Being DDoSed
I've got a friend to DDoS me, but my site is still going donw.
Security level is on high, all dns are proxied?
Why is thhis?
5 Replies
Are you sure they aren't bypassing your origin? Did you make sure to only allow CF IPs and not leak your origin/rotate if it was exposed before: https://developers.cloudflare.com/fundamentals/basic-tasks/protect-your-origin-server/ ?
Cloudflare Docs
Protect your origin server · Cloudflare Fundamentals docs
Your origin server is a physical or virtual machine that is not owned by Cloudflare and hosts your application content (data, webpages, etc.).
Well I gave him the URL, no IPs have been leaked.

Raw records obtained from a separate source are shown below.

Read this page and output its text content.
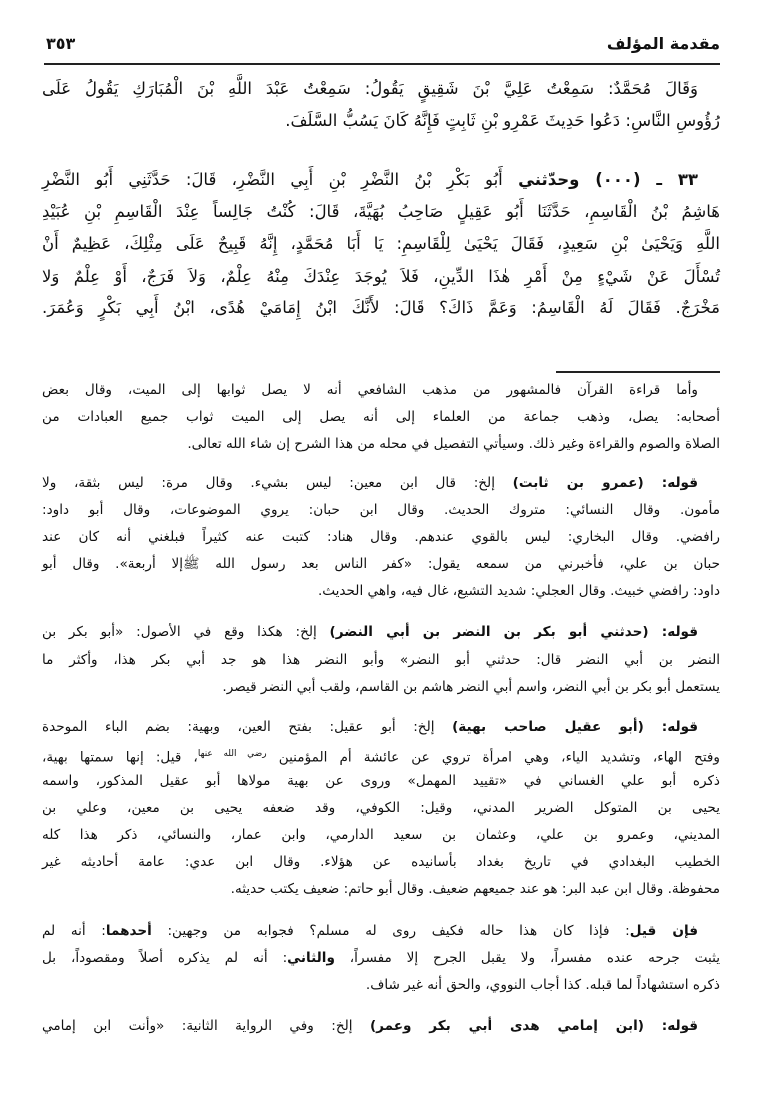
٣٥٣	مقدمة المؤلف
وَقَالَ مُحَمَّدٌ: سَمِعْتُ عَلِيَّ بْنَ شَقِيقٍ يَقُولُ: سَمِعْتُ عَبْدَ اللَّهِ بْنَ الْمُبَارَكِ يَقُولُ عَلَى
رُؤُوسِ النَّاسِ: دَعُوا حَدِيثَ عَمْرِو بْنِ ثَابِتٍ فَإِنَّهُ كَانَ يَسُبُّ السَّلَفَ.
٣٣ ـ (٠٠٠) وحدّثني أَبُو بَكْرِ بْنُ النَّضْرِ بْنِ أَبِي النَّضْرِ، قَالَ: حَدَّثَنِي أَبُو النَّضْرِ
هَاشِمُ بْنُ الْقَاسِمِ، حَدَّثَنَا أَبُو عَقِيلٍ صَاحِبُ بُهَيَّةَ، قَالَ: كُنْتُ جَالِساً عِنْدَ الْقَاسِمِ بْنِ عُبَيْدِ
اللَّهِ وَيَحْيَىٰ بْنِ سَعِيدٍ، فَقَالَ يَحْيَىٰ لِلْقَاسِمِ: يَا أَبَا مُحَمَّدٍ، إِنَّهُ قَبِيحٌ عَلَى مِثْلِكَ، عَظِيمٌ أَنْ
تُسْأَلَ عَنْ شَيْءٍ مِنْ أَمْرِ هٰذَا الدِّينِ، فَلاَ يُوجَدَ عِنْدَكَ مِنْهُ عِلْمٌ، وَلاَ فَرَجٌ، أَوْ عِلْمٌ وَلا
مَخْرَجٌ. فَقَالَ لَهُ الْقَاسِمُ: وَعَمَّ ذَاكَ؟ قَالَ: لأَنَّكَ ابْنُ إِمَامَيْ هُدًى، ابْنُ أَبِي بَكْرٍ وَعُمَرَ.
وأما قراءة القرآن فالمشهور من مذهب الشافعي أنه لا يصل ثوابها إلى الميت، وقال بعض
أصحابه: يصل، وذهب جماعة من العلماء إلى أنه يصل إلى الميت ثواب جميع العبادات من
الصلاة والصوم والقراءة وغير ذلك. وسيأتي التفصيل في محله من هذا الشرح إن شاء الله تعالى.
قوله: (عمرو بن ثابت) إلخ: قال ابن معين: ليس بشيء. وقال مرة: ليس بثقة، ولا
مأمون. وقال النسائي: متروك الحديث. وقال ابن حبان: يروي الموضوعات، وقال أبو داود:
رافضي. وقال البخاري: ليس بالقوي عندهم. وقال هناد: كتبت عنه كثيراً فبلغني أنه كان عند
حبان بن علي، فأخبرني من سمعه يقول: «كفر الناس بعد رسول الله ﷺإلا أربعة». وقال أبو
داود: رافضي خبيث. وقال العجلي: شديد التشيع، غال فيه، واهي الحديث.
قوله: (حدثني أبو بكر بن النضر بن أبي النضر) إلخ: هكذا وقع في الأصول: «أبو بكر بن
النضر بن أبي النضر قال: حدثني أبو النضر» وأبو النضر هذا هو جد أبي بكر هذا، وأكثر ما
يستعمل أبو بكر بن أبي النضر، واسم أبي النضر هاشم بن القاسم، ولقب أبي النضر قيصر.
قوله: (أبو عقيل صاحب بهية) إلخ: أبو عقيل: بفتح العين، وبهية: بضم الباء الموحدة
وفتح الهاء، وتشديد الياء، وهي امرأة تروي عن عائشة أم المؤمنين $^{رضي الله عنها}$، قيل: إنها سمتها بهية،
ذكره أبو علي الغساني في «تقييد المهمل» وروى عن بهية مولاها أبو عقيل المذكور، واسمه
يحيى بن المتوكل الضرير المدني، وقيل: الكوفي، وقد ضعفه يحيى بن معين، وعلي بن
المديني، وعمرو بن علي، وعثمان بن سعيد الدارمي، وابن عمار، والنسائي، ذكر هذا كله
الخطيب البغدادي في تاريخ بغداد بأسانيده عن هؤلاء. وقال ابن عدي: عامة أحاديثه غير
محفوظة. وقال ابن عبد البر: هو عند جميعهم ضعيف. وقال أبو حاتم: ضعيف يكتب حديثه.
فإن قيل: فإذا كان هذا حاله فكيف روى له مسلم؟ فجوابه من وجهين: أحدهما: أنه لم
يثبت جرحه عنده مفسراً، ولا يقبل الجرح إلا مفسراً، والثاني: أنه لم يذكره أصلاً ومقصوداً، بل
ذكره استشهاداً لما قبله. كذا أجاب النووي، والحق أنه غير شاف.
قوله: (ابن إمامي هدى أبي بكر وعمر) إلخ: وفي الرواية الثانية: «وأنت ابن إمامي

Security level is merely IP Reputation
If you are under attack, you can enable Under Attack Mode to challenge everyone and protect your origin, or craft more specific firewall rules to challenge just the bad traffic
I'll look into that...
https://community.cloudflare.com/t/mitigating-an-http-ddos-attack-manually-with-cloudflare/302366
Cloudflare's automated ddos protection samples a small amount of requests to inspect for ddos attacks. Some systems are 1% of requests, some 0.1%. And you'd need it to sample enough requests to see a pattern/malicious activity, can be quite a lot needed. Depending on how powerful your origin is/how expensive each request is, there's a decent sized window of attacks which are way too small for CF to notice at it's scale (no chance of hurting it) but enough to hurt your origin. If you get a big enough attack, CF will do stuff to protect it's own infrastructure and mitigate, some are just too small for them to detect/care about though.